On July 9, 2012 President Obama signed into law the Food and Drug Administration Safety and Innovation Act [PDF] (FDASIA). [At press-time, a public law version of the bill was not available. The link provided here leads to the "enrolled bill" version of the law which was approved by both the House and Senate and submitted for the President's signature.] The law provides for a host of changes to the existing FDA regulatory framework, including much-debated provisions relating to user fees, altered regulatory processes, and some incentive programs. One section, however, has drawn little attention but may have an outsized impact on the large-and-rapidly-growing mobile health care technology (mHealth) industry.
Section 618 of FDASIA provides that the FDA, within 18 months, must produce (and make publicly available) “a report that contains a proposed strategy and recommendations on an appropriate, risk-based regulatory framework pertaining to health information technology, including mobile medical applications, that promotes innovation, protects patient safety, and avoids regulatory duplication.” The law requires that the FDA develop this report in consultation with the Office of the National Coordinator for Health Information Technology (the “ONC,” which is also tasked with setting technical standards for the EHR Incentive program) and the Federal Communications Commission (FCC). The report will be published jointly on all three agencies’ web pages.

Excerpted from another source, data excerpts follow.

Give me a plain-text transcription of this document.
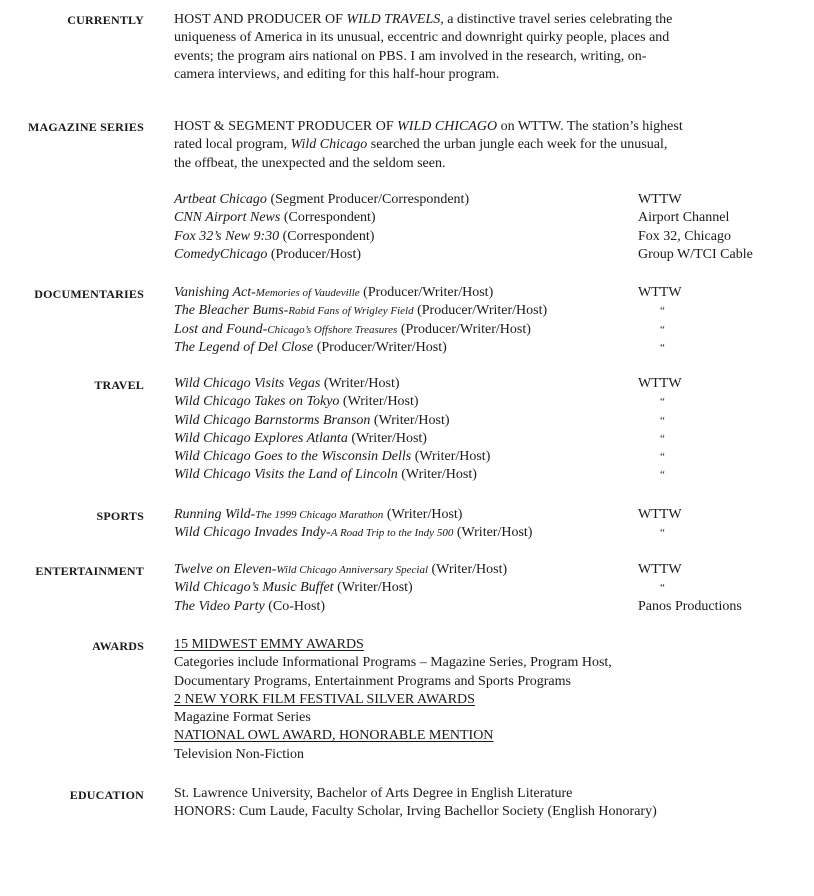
CURRENTLY HOST AND PRODUCER OF WILD TRAVELS, a distinctive travel series celebrating the
uniqueness of America in its unusual, eccentric and downright quirky people, places and
events; the program airs national on PBS. I am involved in the research, writing, on-
camera interviews, and editing for this half-hour program.
MAGAZINE SERIES HOST & SEGMENT PRODUCER OF WILD CHICAGO on WTTW. The station’s highest
rated local program, Wild Chicago searched the urban jungle each week for the unusual,
the offbeat, the unexpected and the seldom seen.
Artbeat Chicago (Segment Producer/Correspondent)	WTTW
CNN Airport News (Correspondent)	Airport Channel
Fox 32’s New 9:30 (Correspondent)	Fox 32, Chicago
ComedyChicago (Producer/Host)	Group W/TCI Cable
DOCUMENTARIES Vanishing Act-Memories of Vaudeville (Producer/Writer/Host)	WTTW
The Bleacher Bums-Rabid Fans of Wrigley Field (Producer/Writer/Host)	“
Lost and Found-Chicago’s Offshore Treasures (Producer/Writer/Host)	“
The Legend of Del Close (Producer/Writer/Host)	“
TRAVEL Wild Chicago Visits Vegas (Writer/Host)	WTTW
Wild Chicago Takes on Tokyo (Writer/Host)	“
Wild Chicago Barnstorms Branson (Writer/Host)	“
Wild Chicago Explores Atlanta (Writer/Host)	“
Wild Chicago Goes to the Wisconsin Dells (Writer/Host)	“
Wild Chicago Visits the Land of Lincoln (Writer/Host)	“
SPORTS Running Wild-The 1999 Chicago Marathon (Writer/Host)	WTTW
Wild Chicago Invades Indy-A Road Trip to the Indy 500 (Writer/Host)	“
ENTERTAINMENT Twelve on Eleven-Wild Chicago Anniversary Special (Writer/Host)	WTTW
Wild Chicago’s Music Buffet (Writer/Host)	“
The Video Party (Co-Host)	Panos Productions
AWARDS 15 MIDWEST EMMY AWARDS
Categories include Informational Programs – Magazine Series, Program Host,
Documentary Programs, Entertainment Programs and Sports Programs
2 NEW YORK FILM FESTIVAL SILVER AWARDS
Magazine Format Series
NATIONAL OWL AWARD, HONORABLE MENTION
Television Non-Fiction
EDUCATION St. Lawrence University, Bachelor of Arts Degree in English Literature
HONORS: Cum Laude, Faculty Scholar, Irving Bachellor Society (English Honorary)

The statute directs that the report be prepared through a “workgroup” process which will include private stakeholders. All three named agencies are instructed to work together to create a “working group of external stakeholders and experts to provide appropriate input on the strategy and recommendations required for the report.” This group, according to the law, must be assembled in a matter ensuring “that the working group is geographically diverse and includes representatives of patients, consumers, health care providers, startup companies, health plans or other third-party payers, venture capital investors, information technology vendors, health information technology vendors, small businesses, purchasers, employers, and other stakeholders with relevant expertise.”
It is impossible, at this stage, to know for certain how important such a jointly crafted report will be. Interested stakeholders, however, should make an effort to get a seat at the workgroup table or, at a minimum, to closely follow the workgroup’s proceedings. This provision of the FDASIA appears to add legitimacy to the FDA’s claim that it has the (sole) authority to regulate mobile health care technology – a position that has been debated in the recent past. The FDA’s Mobile Medical Applications web page includes links to the agency’s “Draft Guidance” (for comment purposes only) on mobile technology, issued last year. Providers and others who work in the mobile health industry would do well to familiarize themselves with the existing FDA missives on mHealth technology and follow developments in this area. If FDASIA is any indication, it seems more detailed guidance, perhaps in the form of formal regulations, should be expected from the FDA in the not-too-distant future.